A week ago, my photography friend Linda kindly invited me to go with her to the “Wings of Fancy” butterfly exhibit at Brookside Gardens in Wheaton, Maryland.
For two hours from 8:00am until 10:00am, when the public was admitted, about a dozen photographers were left alone inside a large, flower-filled conservatory with hundreds, maybe thousands, of butterflies: a rare privilege.
While the butterflies were undoubtedly beautiful and enchanting to watch, as they flitted from flower to bush, they were maddeningly difficult to photograph because of their constant, erratic motion.
As a slow-working, methodical landscape photographer, I simply don’t have the speed of reaction to make the many decisions and adjustments to my camera controls that are necessary to capture great photographs of fast-moving butterflies.
Unsure of what to do, I first hit upon the strategy of stalking individual butterflies around the conservatory from one plant to another, hoping to catch one in a perfect pose on a pretty flower. At first, I stalked an orange one, hoping it might land on a blue flower, willing it to enter the perfect colour theory composition that I envisaged in my head. That didn’t work.
Next, I decided to kneel by an individual flower, focus my camera on it and wait for an unsuspecting creature to land on it. I must have wasted a good 15 minutes on this ill-judged approach.

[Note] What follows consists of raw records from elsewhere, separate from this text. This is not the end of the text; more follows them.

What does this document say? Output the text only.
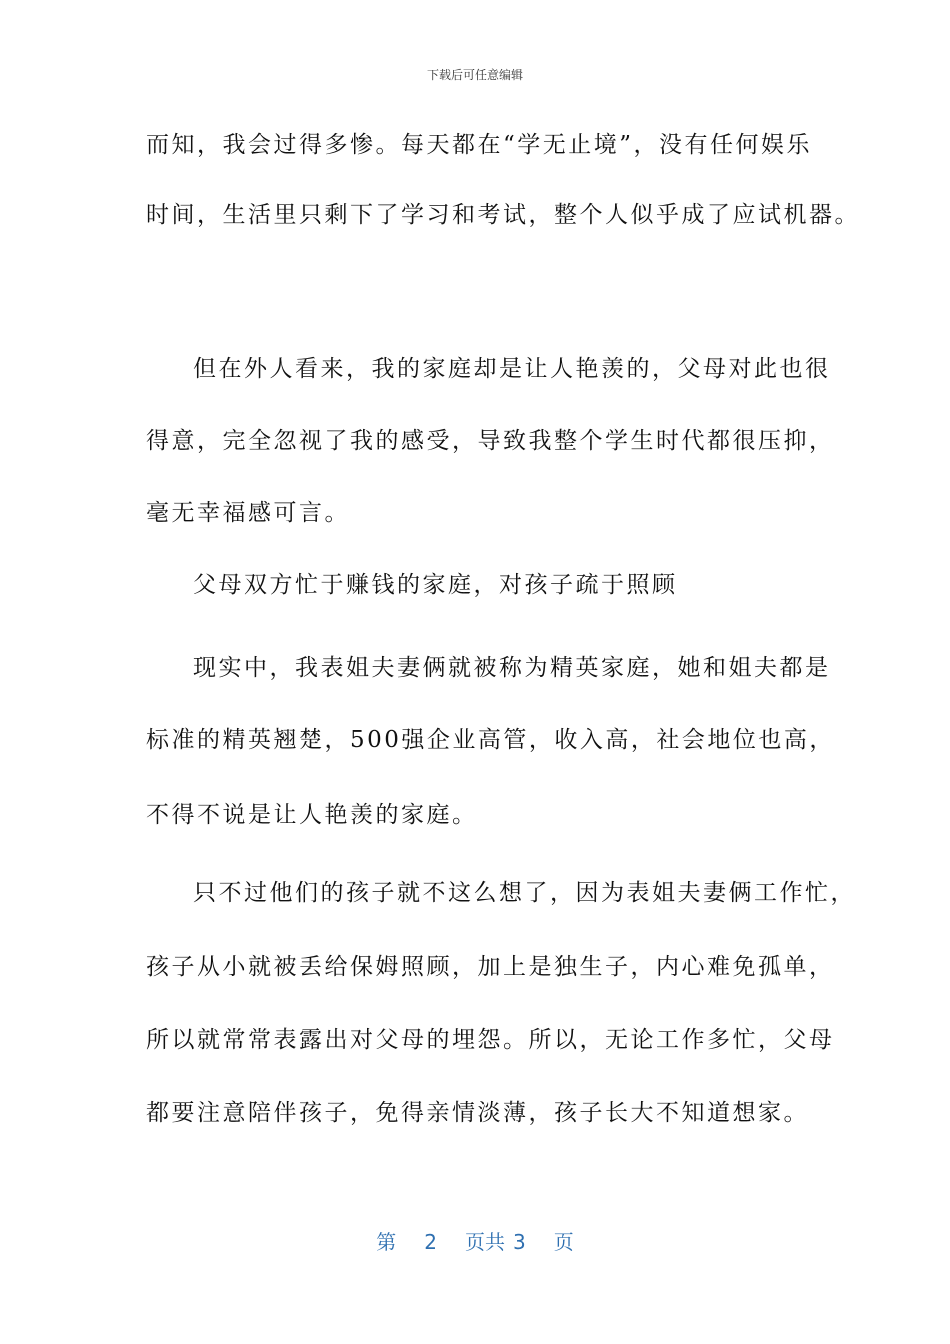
下载后可任意编辑
而知，我会过得多惨。每天都在“学无止境”，没有任何娱乐
时间，生活里只剩下了学习和考试，整个人似乎成了应试机器。
但在外人看来，我的家庭却是让人艳羡的，父母对此也很
得意，完全忽视了我的感受，导致我整个学生时代都很压抑，
毫无幸福感可言。
父母双方忙于赚钱的家庭，对孩子疏于照顾
现实中，我表姐夫妻俩就被称为精英家庭，她和姐夫都是
标准的精英翘楚，500强企业高管，收入高，社会地位也高，
不得不说是让人艳羡的家庭。
只不过他们的孩子就不这么想了，因为表姐夫妻俩工作忙，
孩子从小就被丢给保姆照顾，加上是独生子，内心难免孤单，
所以就常常表露出对父母的埋怨。所以，无论工作多忙，父母
都要注意陪伴孩子，免得亲情淡薄，孩子长大不知道想家。
第 2 页共 3 页
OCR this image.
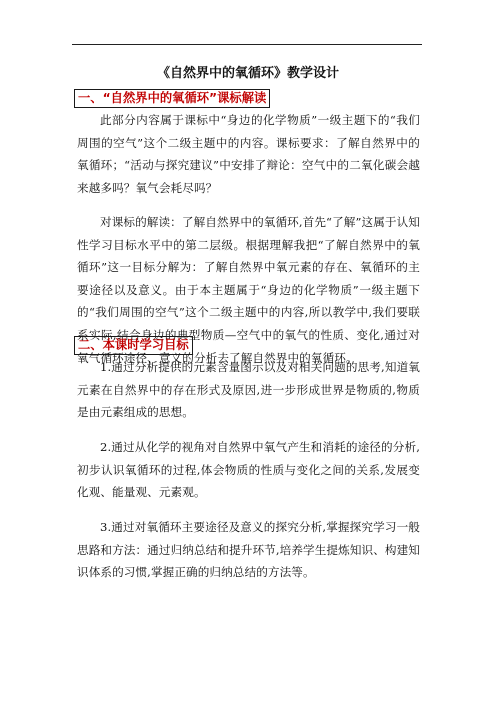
《自然界中的氧循环》教学设计
一、“自然界中的氧循环”课标解读

此部分内容属于课标中“身边的化学物质”一级主题下的“我们周围的空气”这个二级主题中的内容。课标要求：了解自然界中的氧循环；“活动与探究建议”中安排了辩论：空气中的二氧化碳会越来越多吗？氧气会耗尽吗？

对课标的解读：了解自然界中的氧循环,首先“了解”这属于认知性学习目标水平中的第二层级。根据理解我把“了解自然界中的氧循环”这一目标分解为：了解自然界中氧元素的存在、氧循环的主要途径以及意义。由于本主题属于“身边的化学物质”一级主题下的“我们周围的空气”这个二级主题中的内容,所以教学中,我们要联系实际,结合身边的典型物质—空气中的氧气的性质、变化,通过对氧气循环途径、意义的分析去了解自然界中的氧循环。

二、本课时学习目标

1.通过分析提供的元素含量图示以及对相关问题的思考,知道氧元素在自然界中的存在形式及原因,进一步形成世界是物质的,物质是由元素组成的思想。

2.通过从化学的视角对自然界中氧气产生和消耗的途径的分析,初步认识氧循环的过程,体会物质的性质与变化之间的关系,发展变化观、能量观、元素观。

3.通过对氧循环主要途径及意义的探究分析,掌握探究学习一般思路和方法：通过归纳总结和提升环节,培养学生提炼知识、构建知识体系的习惯,掌握正确的归纳总结的方法等。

Finally, Linda took pity on me and pointed out that the best approach, and the one being employed by all the other photographers in the room, was to prowl around the various flowers and bushes, carefully examining them for a butterfly that had come to rest. This approach worked better than the others.
The next set of decisions I was faced with had to do with lens choice and whether to shoot on a tripod or hand-held. My camera is always on a tripod. I hate hand-holding my camera because it makes precise control over composition nearly impossible. So, I started off shooting with a 70-200mm lens on tripod-mounted camera but it quickly because apparent that this approach slowed me down so much I was unable to keep up with such fast-moving subjects. I then switched to a 105mm macro lens and hand-holding the camera, which at least enabled me to keep up with and get closer to a few subjects, though it did, predictably, lead to a whole host of other technical challenges.
Despite the newness of this photographic challenge, I stuck resolutely to my established method of using my camera in Manual mode, selecting aperture, shutter speed and ISO settings myself and adjusting them for each shot, as I judged necessary. The hardest choice in every case was that of the aperture. What little I know about butterfly photography tells me that a successful image demands perfect sharpness in the head and throughout the wings. To achieve this, I was working mostly in the f8 to f11 range but, with the subject’s wings in constant motion, even that wasn’t enough to guarantee sharpness in many cases because of motion blur.
Over the course of two hours, I shot about 150 images, of which fewer than 10 are usable.
I can’t wait to get back to landscape photography.